Selanjutnya HOS Cokroaminota dalam bukunya juga menerangkan  tentang sebuah konsep anasir-anasir sosialisme yang dituliskan dalam bukunya “Islam dan Sosialisme” sebagai buah pikirannya terhadap kondisi kaum mustadh’afin. “Ka 'anannaasu ummatan wahidatan” Peri-kemanusiaan adalah menjadi satu persatuan”, yang merupakan pokok dari sosialisme.Sehingga rasa peri kemanusiaan ini merupakan sebuah landasan kita untuk bergerak mengentaskan kaum mustadh’afin.

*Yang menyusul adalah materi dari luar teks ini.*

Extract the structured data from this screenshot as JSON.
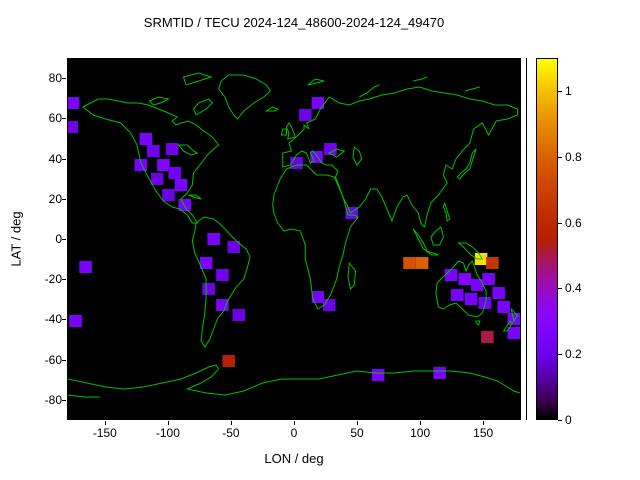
{
  "title": "SRMTID / TECU 2024-124_48600-2024-124_49470",
  "axes": {
    "xlabel": "LON / deg",
    "ylabel": "LAT / deg",
    "x_ticks": [
      -150,
      -100,
      -50,
      0,
      50,
      100,
      150
    ],
    "y_ticks": [
      -80,
      -60,
      -40,
      -20,
      0,
      20,
      40,
      60,
      80
    ],
    "xlim": [
      -180,
      180
    ],
    "ylim": [
      -90,
      90
    ]
  },
  "colorbar": {
    "ticks": [
      0,
      0.2,
      0.4,
      0.6,
      0.8,
      1
    ],
    "min": 0,
    "max": 1.1
  },
  "colors": {
    "background": "#ffffff",
    "plot_background": "#000000",
    "coastline": "#00c000",
    "text": "#000000"
  },
  "chart_data": {
    "type": "heatmap",
    "title": "SRMTID / TECU 2024-124_48600-2024-124_49470",
    "xlabel": "LON / deg",
    "ylabel": "LAT / deg",
    "xlim": [
      -180,
      180
    ],
    "ylim": [
      -90,
      90
    ],
    "units": "TECU",
    "cbar_range": [
      0,
      1.1
    ],
    "cell_size_deg": {
      "lon": 10,
      "lat": 6
    },
    "palette": "gnuplot default pm3d (black-violet-red-orange-yellow)",
    "legend_position": "right colorbar",
    "grid": false,
    "cells": [
      {
        "lon": -176,
        "lat": 68,
        "value": 0.25
      },
      {
        "lon": -177,
        "lat": 56,
        "value": 0.2
      },
      {
        "lon": -118,
        "lat": 50,
        "value": 0.25
      },
      {
        "lon": -112,
        "lat": 44,
        "value": 0.22
      },
      {
        "lon": -97,
        "lat": 45,
        "value": 0.2
      },
      {
        "lon": -122,
        "lat": 37,
        "value": 0.25
      },
      {
        "lon": -104,
        "lat": 37,
        "value": 0.28
      },
      {
        "lon": -95,
        "lat": 33,
        "value": 0.22
      },
      {
        "lon": -109,
        "lat": 30,
        "value": 0.2
      },
      {
        "lon": -90,
        "lat": 27,
        "value": 0.25
      },
      {
        "lon": -100,
        "lat": 22,
        "value": 0.2
      },
      {
        "lon": -87,
        "lat": 17,
        "value": 0.25
      },
      {
        "lon": 19,
        "lat": 68,
        "value": 0.25
      },
      {
        "lon": 9,
        "lat": 62,
        "value": 0.2
      },
      {
        "lon": 29,
        "lat": 45,
        "value": 0.22
      },
      {
        "lon": 18,
        "lat": 41,
        "value": 0.25
      },
      {
        "lon": 2,
        "lat": 38,
        "value": 0.2
      },
      {
        "lon": 46,
        "lat": 13,
        "value": 0.22
      },
      {
        "lon": -64,
        "lat": 0,
        "value": 0.25
      },
      {
        "lon": -48,
        "lat": -4,
        "value": 0.2
      },
      {
        "lon": -70,
        "lat": -12,
        "value": 0.25
      },
      {
        "lon": -57,
        "lat": -18,
        "value": 0.22
      },
      {
        "lon": -68,
        "lat": -25,
        "value": 0.2
      },
      {
        "lon": -57,
        "lat": -33,
        "value": 0.25
      },
      {
        "lon": -44,
        "lat": -38,
        "value": 0.2
      },
      {
        "lon": -166,
        "lat": -14,
        "value": 0.25
      },
      {
        "lon": -174,
        "lat": -41,
        "value": 0.25
      },
      {
        "lon": 19,
        "lat": -29,
        "value": 0.25
      },
      {
        "lon": 28,
        "lat": -33,
        "value": 0.2
      },
      {
        "lon": 92,
        "lat": -12,
        "value": 0.75
      },
      {
        "lon": 102,
        "lat": -12,
        "value": 0.8
      },
      {
        "lon": 149,
        "lat": -10,
        "value": 1.05
      },
      {
        "lon": 158,
        "lat": -12,
        "value": 0.65
      },
      {
        "lon": 125,
        "lat": -18,
        "value": 0.25
      },
      {
        "lon": 136,
        "lat": -20,
        "value": 0.28
      },
      {
        "lon": 146,
        "lat": -23,
        "value": 0.25
      },
      {
        "lon": 155,
        "lat": -20,
        "value": 0.25
      },
      {
        "lon": 130,
        "lat": -28,
        "value": 0.25
      },
      {
        "lon": 141,
        "lat": -30,
        "value": 0.25
      },
      {
        "lon": 152,
        "lat": -32,
        "value": 0.22
      },
      {
        "lon": 163,
        "lat": -27,
        "value": 0.25
      },
      {
        "lon": 167,
        "lat": -34,
        "value": 0.25
      },
      {
        "lon": 175,
        "lat": -40,
        "value": 0.25
      },
      {
        "lon": 154,
        "lat": -49,
        "value": 0.5
      },
      {
        "lon": 175,
        "lat": -47,
        "value": 0.25
      },
      {
        "lon": -52,
        "lat": -61,
        "value": 0.55
      },
      {
        "lon": 67,
        "lat": -68,
        "value": 0.25
      },
      {
        "lon": 116,
        "lat": -67,
        "value": 0.25
      }
    ]
  }
}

HOS Cokroaminoto dalam bukunya juga menerangkan bahwa seluruh keturunan Nabi Adam adalah satu badan yang beraturan dan terikat yang telah dijadikan dari pada satu asal yang telah digariskan Allah.Apabila salah satu anggotanya mendapat sakit, maka kesakitan tersebut dirasakan oleh segenap badan (organisme). Sehingga dapat disimpulkan sebuah anasir-anasir sosialisme yang mempunyai tiga anasir dasar, yaitu: kemerdekaan (virjheid-liberty), persamaan (gelijkheid-equality) dan persaudaraan (broederschap-fraternity).[5]

Maka dari itu, gerakan dakwah kampus membutuhkan sebuah gagasan teologi pembebasan untuk mengetaskan permasalahan umat Islam. Sehingga, gerakan intelektual khususnya dalam dakwah kampus memiliki sebuah spirit yang berorientasi pada permasalahan umat  seperti perjuangan Nabi membawa Islam untuk menerangi alam ini. Bukan hanya terfokus pada urusan perebutan kuasa di kampus yang temporer.